Although COX-1 has traditionally being considered as the isoform primarily responsible for homeostatic PG synthesis, it has recently been implicated as a critical player in neuroinflammation and neurodegenerative diseases.61 In rats, aging is associated with increased COX-1 expression in the hippocampus and COX-1-derived thromboxane B2, 62 which might increase brain susceptibility to inflammation. COX-1−/− mice also show reduced glial activation, oxidative damage, and neuronal death after i.c.v. injection of Aβ 1–42.61 We showed earlier that COX-1−/− mice or WT mice treated with a selective COX-1 inhibitor exhibit reduced microglial activation along with PGE2 production after i.c.v. LPS.8 On the other hand, COX-2 is rapidly induced by a variety of inflammatory stimuli and thus, traditionally has been considered as the most appropriate target for anti-inflammatory drugs. However, recent studies have pointed out a critical role of COX-2 in neuroprotection and in the resolution of inflammation,63 and we reported that COX-2−/− mice and WT mice treated with celecoxib, a COX-2 selective inhibitor, have increased neuroinflammatory response, neuronal damage, and oxidative stress after LPS.7 Similar observations using systemic immune stimuli provided evidence that inhibition of COX-2 resulted in an exacerbated early innate immune reaction.64 Although COX-2 activity could contribute to neurotoxicity in models of direct neuronal injury,6567 its role in neuroinflammation could be linked to resolution through production of specific neuroprotective lipid mediators.63

Among COX-derived PGs, PGE2 is particularly important for the propagation of inflammation because it activates nuclear factor-κB,68 which, in turn, induces transcription of several proinflammatory cytokines and chemokines, including IL-1β, tumor necrosis factor-α, and CCL2. The production of these proinflammatory mediators leads to the influx and activation of neutrophils through modulation of matrix metalloproteinases and BBB permeability19,31 and to the subsequent leukocyte recruitment into the inflamed brain. Intracerebral injection of PGE2 produces marked BBB break-down16 and upregulation of matrix metalloproteinase-9 expression,69 which can be blocked by EP4 silencing and by a selective EP4 antagonist.70 Further studies are required to elucidate the individual roles of the different EP receptors and coupled upstream and downstream signaling pathways in pathological conditions involving the activation of the arachidonic acid cascade.

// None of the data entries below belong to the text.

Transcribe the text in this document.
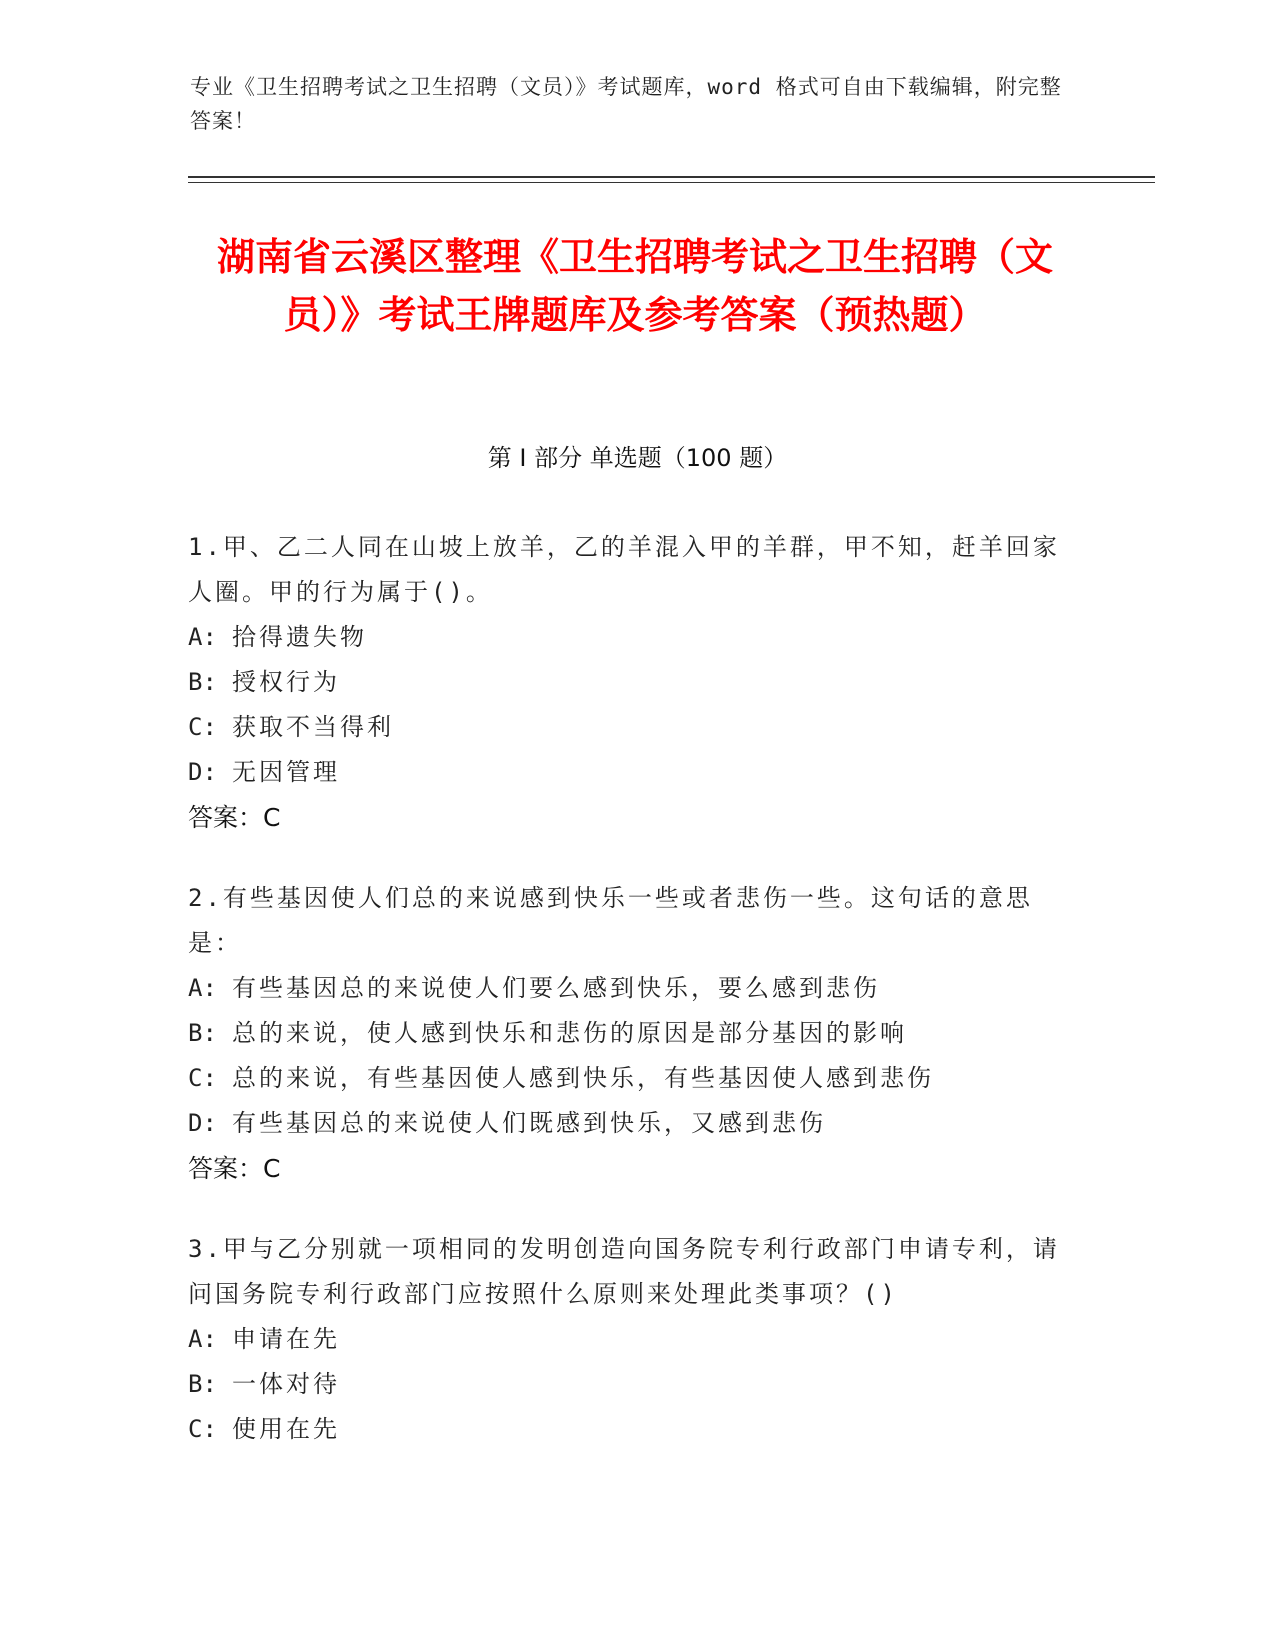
专业《卫生招聘考试之卫生招聘（文员）》考试题库，word 格式可自由下载编辑，附完整答案！
湖南省云溪区整理《卫生招聘考试之卫生招聘（文员）》考试王牌题库及参考答案（预热题）
第 I 部分 单选题（100 题）
1.甲、乙二人同在山坡上放羊，乙的羊混入甲的羊群，甲不知，赶羊回家人圈。甲的行为属于()。
A: 拾得遗失物
B: 授权行为
C: 获取不当得利
D: 无因管理
答案：C
2.有些基因使人们总的来说感到快乐一些或者悲伤一些。这句话的意思是：
A: 有些基因总的来说使人们要么感到快乐，要么感到悲伤
B: 总的来说，使人感到快乐和悲伤的原因是部分基因的影响
C: 总的来说，有些基因使人感到快乐，有些基因使人感到悲伤
D: 有些基因总的来说使人们既感到快乐，又感到悲伤
答案：C
3.甲与乙分别就一项相同的发明创造向国务院专利行政部门申请专利，请问国务院专利行政部门应按照什么原则来处理此类事项？()
A: 申请在先
B: 一体对待
C: 使用在先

In summary, COX-2−/− mice showed more extensive leukocyte infiltration and inflammatory response than COX-1−/− mice. This influx of leukocytes was accompanied by a marked BBB compromise and specific induction of chemokines on inflamed brain. Our data suggest that the beneficial effects of COX-2 activity in the resolution of inflammation need to be considered when using COX-2 selective inhibitors, and that non-steroidal anti-inflammatory drugs with higher selectivity for COX-1 should be further evaluated as a therapeutic approach in diseases with a neuroinflammatory component, particularly when accompanied by BBB breakdown and infiltration of immune cells from the periphery.

Acknowledgments

We thank Dr Robert Langenbach (Laboratory of Molecular Carcinogenesis, National Institute of Environmental Health Sciences, National Institutes of Health) for providing COX-1−/−, COX-2−/−, and their WT mice. This work was supported by the Intramural Research Program of the National Institute on Aging, National Institutes of Health.

Footnotes

Conflict of interest

The authors declare no conflict of interest.